How much money the Qataris ultimately doled out to close the deal is not spelled out in the documents obtained by The Post. But the Qataris in the intercepted communications are explicit about the amounts earmarked for individuals who assisted in delivering the hostages. Just days after the captives’ release, on April 25, 2017, Khayareen picks up his cellphone once more to give Qatar’s foreign minister the breakdown. He lists five recipients who would divvy up $150 million in Qatari cash:
“Qassem, 50. Sulaymaniyah [provincial government official who facilitated the negotiations], 50. Abu Hussain, leader of Kata’ib, 25. Banhai [Iranian official involved in the talks], 20.”The final person on the list is Abu Mohammed al-Sa’adi, the negotiator for Kata’ib Hezbollah who had asked for an extra $10 million. He is rewarded with $5 million.
Khayareen follows up with a seven-second voice-mail message to his boss confirming that all the payments have been made. “They are done and distributed,” he is heard to say.
Earlier the UAE minister of state for foreign affairs said that Qatar’s newly released terror list confirmed it supported extremism and terrorism.

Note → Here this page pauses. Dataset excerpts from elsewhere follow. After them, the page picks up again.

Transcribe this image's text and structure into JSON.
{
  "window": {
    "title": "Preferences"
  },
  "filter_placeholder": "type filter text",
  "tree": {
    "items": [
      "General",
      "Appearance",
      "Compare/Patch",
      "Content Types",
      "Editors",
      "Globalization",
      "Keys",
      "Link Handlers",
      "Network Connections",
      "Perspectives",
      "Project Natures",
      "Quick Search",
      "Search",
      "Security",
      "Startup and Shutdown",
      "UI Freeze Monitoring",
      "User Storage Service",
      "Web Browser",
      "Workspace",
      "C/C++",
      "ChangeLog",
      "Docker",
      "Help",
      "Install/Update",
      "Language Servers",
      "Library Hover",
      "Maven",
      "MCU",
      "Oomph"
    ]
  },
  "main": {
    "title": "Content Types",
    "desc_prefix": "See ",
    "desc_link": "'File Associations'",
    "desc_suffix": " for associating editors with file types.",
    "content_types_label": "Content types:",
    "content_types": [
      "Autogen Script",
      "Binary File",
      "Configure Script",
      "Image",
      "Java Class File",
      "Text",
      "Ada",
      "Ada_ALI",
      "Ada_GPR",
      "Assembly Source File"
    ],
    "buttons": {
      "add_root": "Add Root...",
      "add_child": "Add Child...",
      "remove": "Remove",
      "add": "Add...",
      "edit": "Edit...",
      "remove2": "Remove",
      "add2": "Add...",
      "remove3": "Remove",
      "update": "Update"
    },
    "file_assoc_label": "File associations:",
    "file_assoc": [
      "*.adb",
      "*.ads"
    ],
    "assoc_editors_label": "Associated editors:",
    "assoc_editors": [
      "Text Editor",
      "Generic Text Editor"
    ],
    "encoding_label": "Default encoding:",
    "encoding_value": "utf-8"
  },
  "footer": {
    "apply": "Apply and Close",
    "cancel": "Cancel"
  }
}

Saudi Arabia, the UAE, Bahrain and Egypt cut all ties with Qatar over its support of extremism and interference in other countries’ affairs. The four Arab countries stand firm by their decision to boycott Qatar.
Concluding Remarks
Saudi Arabia and UAE have been showing their displeasure about Qatar’s connections with terrorists organization for the last of so many years. Qatar’s financing to regional terrorist organizations i.e. Shi’ite militias ‘Hezbollah’-Lebanon, the Iraqi Hezbollah, ISIS, Muslim Brotherhood, Islamic Revolutionary Guard Corps and Kata’ib Hezbollah, an Iraqi paramilitary group etc. The hostage release payments were part of ‘’a larger deal that involved the Iranian, Iraqi and Turkish governments as well as Lebanon’s Hezbollah militia and at least two Syrian opposition groups, including al-Nusra Front, the notorious Sunni rebel faction linked to al-Qaeda,’’ with the total sum for the return of the hostages reaching as high as $1 billion.